MB- How do you do all that avoid being hit by screaming line drive?

DK- I had a few close calls last season, but survived unscathed. You’ve got to really pay attention down there in the camera well, or else you can get smoked.

MB- How do you handle all the travel you do with the team as they play 81 road games?

DK- Traveling so frequently definitely wears on you as the season goes on, and it’s tough feeling like you’re never really settled, even when you’re at home. I have suits and shirts and ties everywhere, dry cleaning and laundry all over the place. But our travel itself is made much easier by the fantastic team staffers. You miss out on beach trips and time with family and friends, which can be tough, but you get to be around baseball every day, which is great.

MB- Do you become friends with the players or the other broadcasters or staff?

DK- You do become friends with the other broadcasters and crew members, because you’re around each other so often. I’m friendly with players, but I still try and keep a professional balance, because I’m there to do a job, and sometimes that could mean asking tough questions of players and coaches.

MB- How would you describe your job?  Do you try to report just the facts like a journalist or be more of an entertainer or color commentator?

DK- I see my job description as providing important information on news surrounding the team (injuries, updates from the manager, specific things a player might be working on, etc.) while also adding a bit of color to the broadcast. Bob Carpenter and F.P. Santangelo work hard to call the action on the field, and my role is to bring information from the clubhouse that can provide context or enhance the broadcast in some way.

I work hard at that, but also pride myself on not taking myself too seriously, and so I’m willing to go down Bernie Brewer’s slide in Milwaukee or do a hit from above Tal’s Hill in Houston if it shows off something cool or adds to our broadcast. We’ll see about the whole kayak thing in San Francisco this year. I know I let a lot of people down by not making that happen last season.

MB- What’s it like to be given a Gatorade bath after a win? Who pays for the cleaning?

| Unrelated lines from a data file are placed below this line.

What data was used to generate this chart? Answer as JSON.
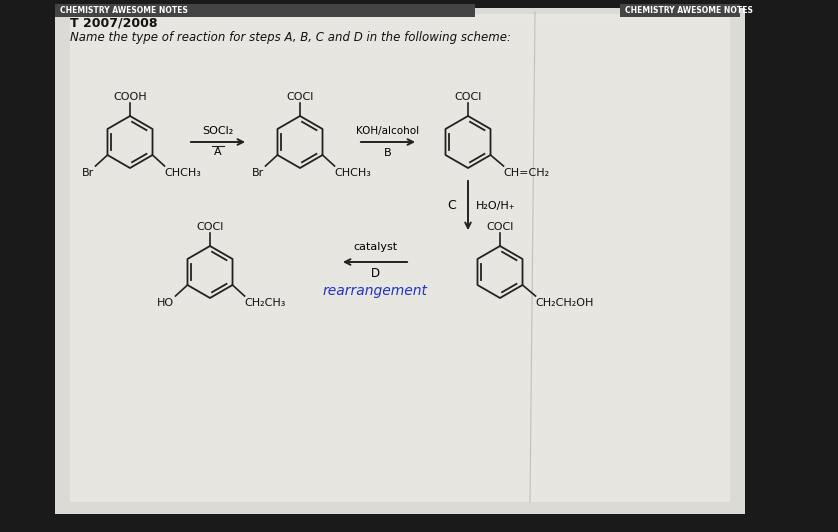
{
  "title": "T 2007/2008",
  "header_text": "CHEMISTRY AWESOME NOTES",
  "question": "Name the type of reaction for steps A, B, C and D in the following scheme:",
  "step_A_reagent": "SOCl₂",
  "step_A_label": "A",
  "step_B_reagent": "KOH/alcohol",
  "step_B_label": "B",
  "step_C_reagent": "H₂O/H₊",
  "step_C_label": "C",
  "step_D_reagent": "catalyst",
  "step_D_label": "D",
  "step_D_answer": "rearrangement",
  "font_color": "#111111",
  "blue_answer_color": "#2233bb",
  "paper_bg": "#e0ddd8",
  "dark_bg": "#1a1a1a"
}
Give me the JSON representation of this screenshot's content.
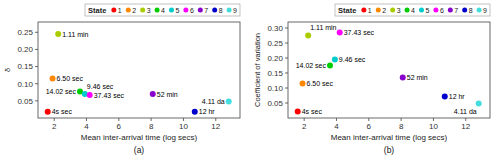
{
  "chart_data": [
    {
      "type": "scatter",
      "title": "(a)",
      "xlabel": "Mean inter-arrival time (log secs)",
      "ylabel": "δ",
      "xlim": [
        1.0,
        13.5
      ],
      "ylim": [
        0.0,
        0.28
      ],
      "xticks": [
        2,
        4,
        6,
        8,
        10,
        12
      ],
      "yticks": [
        0.05,
        {
          "value": 0.1,
          "label": "0.10"
        },
        0.15,
        {
          "value": 0.2,
          "label": "0.20"
        },
        0.25
      ],
      "legend": "upper right",
      "legend_title": "State",
      "series": [
        {
          "name": "1",
          "color": "#ff0000",
          "x": [
            1.6
          ],
          "values": [
            0.018
          ],
          "labels": [
            "4s sec"
          ]
        },
        {
          "name": "2",
          "color": "#ff8800",
          "x": [
            1.9
          ],
          "values": [
            0.115
          ],
          "labels": [
            "6.50 sec"
          ]
        },
        {
          "name": "3",
          "color": "#aacc00",
          "x": [
            2.25
          ],
          "values": [
            0.245
          ],
          "labels": [
            "1.11 min"
          ]
        },
        {
          "name": "4",
          "color": "#00cc00",
          "x": [
            3.6
          ],
          "values": [
            0.077
          ],
          "labels": [
            "14.02 sec"
          ]
        },
        {
          "name": "5",
          "color": "#00cccc",
          "x": [
            3.9
          ],
          "values": [
            0.07
          ],
          "labels": [
            "9.46 sec"
          ]
        },
        {
          "name": "6",
          "color": "#ff00ff",
          "x": [
            4.2
          ],
          "values": [
            0.067
          ],
          "labels": [
            "37.43 sec"
          ]
        },
        {
          "name": "7",
          "color": "#8800cc",
          "x": [
            8.1
          ],
          "values": [
            0.07
          ],
          "labels": [
            "52 min"
          ]
        },
        {
          "name": "8",
          "color": "#0000cc",
          "x": [
            10.7
          ],
          "values": [
            0.018
          ],
          "labels": [
            "12 hr"
          ]
        },
        {
          "name": "9",
          "color": "#44dddd",
          "x": [
            12.8
          ],
          "values": [
            0.048
          ],
          "labels": [
            "4.11 da"
          ]
        }
      ]
    },
    {
      "type": "scatter",
      "title": "(b)",
      "xlabel": "Mean inter-arrival time (log secs)",
      "ylabel": "Coefficient of variation",
      "xlim": [
        1.0,
        13.5
      ],
      "ylim": [
        0.0,
        0.32
      ],
      "xticks": [
        2,
        4,
        6,
        8,
        10,
        12
      ],
      "yticks": [
        0.05,
        {
          "value": 0.1,
          "label": "0.10"
        },
        0.15,
        {
          "value": 0.2,
          "label": "0.20"
        },
        0.25,
        {
          "value": 0.3,
          "label": "0.30"
        }
      ],
      "legend": "upper right",
      "legend_title": "State",
      "series": [
        {
          "name": "1",
          "color": "#ff0000",
          "x": [
            1.6
          ],
          "values": [
            0.022
          ],
          "labels": [
            "4s sec"
          ]
        },
        {
          "name": "2",
          "color": "#ff8800",
          "x": [
            1.9
          ],
          "values": [
            0.115
          ],
          "labels": [
            "6.50 sec"
          ]
        },
        {
          "name": "3",
          "color": "#aacc00",
          "x": [
            2.25
          ],
          "values": [
            0.275
          ],
          "labels": [
            "1.11 min"
          ]
        },
        {
          "name": "4",
          "color": "#00cc00",
          "x": [
            3.6
          ],
          "values": [
            0.175
          ],
          "labels": [
            "14.02 sec"
          ]
        },
        {
          "name": "5",
          "color": "#00cccc",
          "x": [
            3.9
          ],
          "values": [
            0.195
          ],
          "labels": [
            "9.46 sec"
          ]
        },
        {
          "name": "6",
          "color": "#ff00ff",
          "x": [
            4.2
          ],
          "values": [
            0.285
          ],
          "labels": [
            "37.43 sec"
          ]
        },
        {
          "name": "7",
          "color": "#8800cc",
          "x": [
            8.1
          ],
          "values": [
            0.135
          ],
          "labels": [
            "52 min"
          ]
        },
        {
          "name": "8",
          "color": "#0000cc",
          "x": [
            10.7
          ],
          "values": [
            0.072
          ],
          "labels": [
            "12 hr"
          ]
        },
        {
          "name": "9",
          "color": "#44dddd",
          "x": [
            12.8
          ],
          "values": [
            0.048
          ],
          "labels": [
            "4.11 da"
          ]
        }
      ]
    }
  ]
}
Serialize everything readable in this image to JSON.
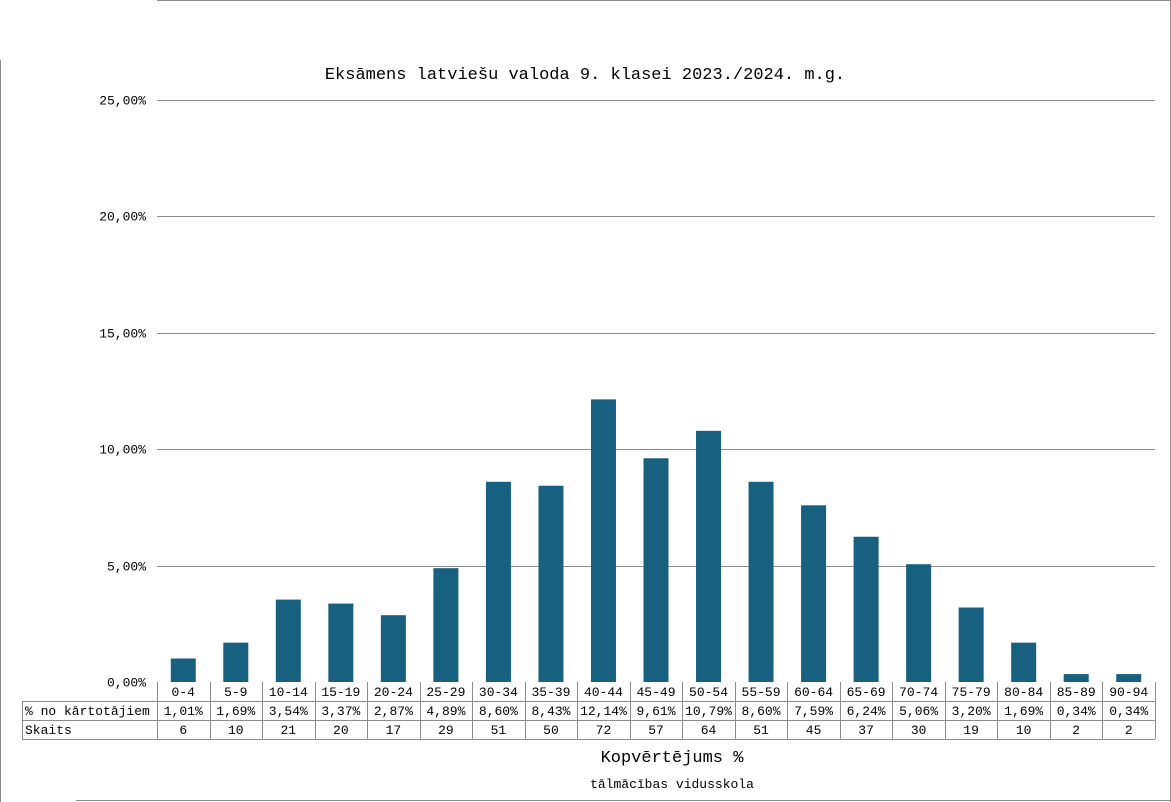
{
  "chart_data": {
    "type": "bar",
    "title": "Eksāmens latviešu valoda 9. klasei 2023./2024. m.g.",
    "xlabel": "Kopvērtējums %",
    "subtitle": "tālmācības vidusskola",
    "categories": [
      "0-4",
      "5-9",
      "10-14",
      "15-19",
      "20-24",
      "25-29",
      "30-34",
      "35-39",
      "40-44",
      "45-49",
      "50-54",
      "55-59",
      "60-64",
      "65-69",
      "70-74",
      "75-79",
      "80-84",
      "85-89",
      "90-94"
    ],
    "series": [
      {
        "name": "% no kārtotājiem",
        "values": [
          1.01,
          1.69,
          3.54,
          3.37,
          2.87,
          4.89,
          8.6,
          8.43,
          12.14,
          9.61,
          10.79,
          8.6,
          7.59,
          6.24,
          5.06,
          3.2,
          1.69,
          0.34,
          0.34
        ],
        "labels": [
          "1,01%",
          "1,69%",
          "3,54%",
          "3,37%",
          "2,87%",
          "4,89%",
          "8,60%",
          "8,43%",
          "12,14%",
          "9,61%",
          "10,79%",
          "8,60%",
          "7,59%",
          "6,24%",
          "5,06%",
          "3,20%",
          "1,69%",
          "0,34%",
          "0,34%"
        ]
      }
    ],
    "table_rows": [
      {
        "label": "% no kārtotājiem",
        "values": [
          "1,01%",
          "1,69%",
          "3,54%",
          "3,37%",
          "2,87%",
          "4,89%",
          "8,60%",
          "8,43%",
          "12,14%",
          "9,61%",
          "10,79%",
          "8,60%",
          "7,59%",
          "6,24%",
          "5,06%",
          "3,20%",
          "1,69%",
          "0,34%",
          "0,34%"
        ]
      },
      {
        "label": "Skaits",
        "values": [
          "6",
          "10",
          "21",
          "20",
          "17",
          "29",
          "51",
          "50",
          "72",
          "57",
          "64",
          "51",
          "45",
          "37",
          "30",
          "19",
          "10",
          "2",
          "2"
        ]
      }
    ],
    "y_ticks": [
      {
        "value": 0,
        "label": "0,00%"
      },
      {
        "value": 5,
        "label": "5,00%"
      },
      {
        "value": 10,
        "label": "10,00%"
      },
      {
        "value": 15,
        "label": "15,00%"
      },
      {
        "value": 20,
        "label": "20,00%"
      },
      {
        "value": 25,
        "label": "25,00%"
      }
    ],
    "ylim": [
      0,
      25
    ],
    "grid": true,
    "bar_color": "#17607f",
    "grid_color": "#8c8c8c"
  }
}
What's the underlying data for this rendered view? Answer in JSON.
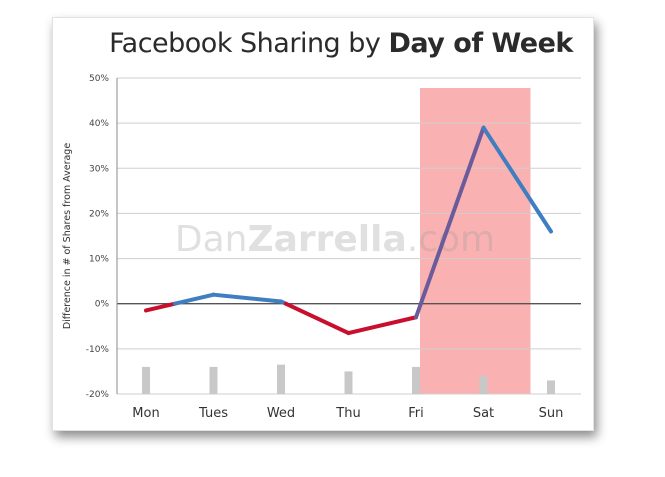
{
  "chart_title": {
    "regular": "Facebook Sharing by ",
    "bold": "Day of Week"
  },
  "watermark": {
    "part1": "Dan",
    "part2": "Zarrella",
    "part3": ".com"
  },
  "chart_data": {
    "type": "line",
    "title": "Facebook Sharing by Day of Week",
    "xlabel": "",
    "ylabel": "Difference in # of Shares from Average",
    "categories": [
      "Mon",
      "Tues",
      "Wed",
      "Thu",
      "Fri",
      "Sat",
      "Sun"
    ],
    "series": [
      {
        "values": [
          -1.5,
          2,
          0.5,
          -6.5,
          -3,
          39,
          16
        ]
      }
    ],
    "bars": [
      -14,
      -14,
      -13.5,
      -15,
      -14,
      -16,
      -17
    ],
    "ylim": [
      -20,
      50
    ],
    "yticks": [
      -20,
      -10,
      0,
      10,
      20,
      30,
      40,
      50
    ],
    "ytick_labels": [
      "-20%",
      "-10%",
      "0%",
      "10%",
      "20%",
      "30%",
      "40%",
      "50%"
    ],
    "grid": true,
    "highlight": {
      "from": "Fri",
      "to": "Sat",
      "color": "#f9a8aa"
    },
    "colors": {
      "above_zero": "#3f7ec0",
      "below_zero": "#c8102e",
      "highlight_line": "#6b5b9a",
      "bars": "#c8c8c8",
      "zero_line": "#555555",
      "grid": "#cfcfcf"
    }
  }
}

DK- The Gatorade baths are fun for the players and the fans. Less fun for my dry cleaning bill, which I take care of myself. No, they’re a blast, and it’s a nice way to top off a walk-off win.

MB- Do you have a favorite color to be doused with?  Do you have a change of clothes?

I prefer a blue Gatorade bath – by far my favorite flavor to drink – but am good with anything but red, which stains easily. Gotta watch out for the suits, shirts and shoes. For one pregame hit last year, I chatted with Jerry Blevins and Drew Storen about the art of the Gatorade bath (http://www.masnsports.com/media.php?show_id=2295294&p=4), which was a cool segment.

MB- Tell me about the clubhouse after the clinch in Atlanta– it looked crazy.

DK- The clinch was a great night. The guys were really enjoying themselves, and I tried to work through all the beer and Champagne so that everyone back home could hear from all the players and staffers. I’m glad fans seemed to enjoy it.
kolko_wrongpipe

MB- A few one-word questions: Apple or Android?

DK- Apple, for sure

MB- Chocolate or Vanilla?

DK- Chocolate, for sure

MB- Window or aisle seat?

DK- Window seat, for sure. (But I get an aisle seat on the team charter flight.)

MB- Beach vacation or ski vacation?

DK- Beach, without a doubt. Love the beach.

MB- Favorite ballpark?

DK- On the road, I love AT&T Park in San Francisco, Safeco Field in Seattle, PNC Park in Pittsburgh and Wrigley Field in Chicago. Tough for me to pick just one.

MB- Favorite food to order at a game?

DK- I’ve always loved nachos, but there’s something about a ballpark hot dog for me.

MB- Favorite TV show?

DK- I’ll give two TV shows I absolutely love: The Wire and Seinfeld.

MB- Is there a wrong pipe?

DK- We all know the answer to this one, right?

Thanks to Dan Kolko for this really great interview.  It’s a great way to celebrate the fact that there are only 10 days until Pitchers and Catchers report!  Max the dog is happy about that!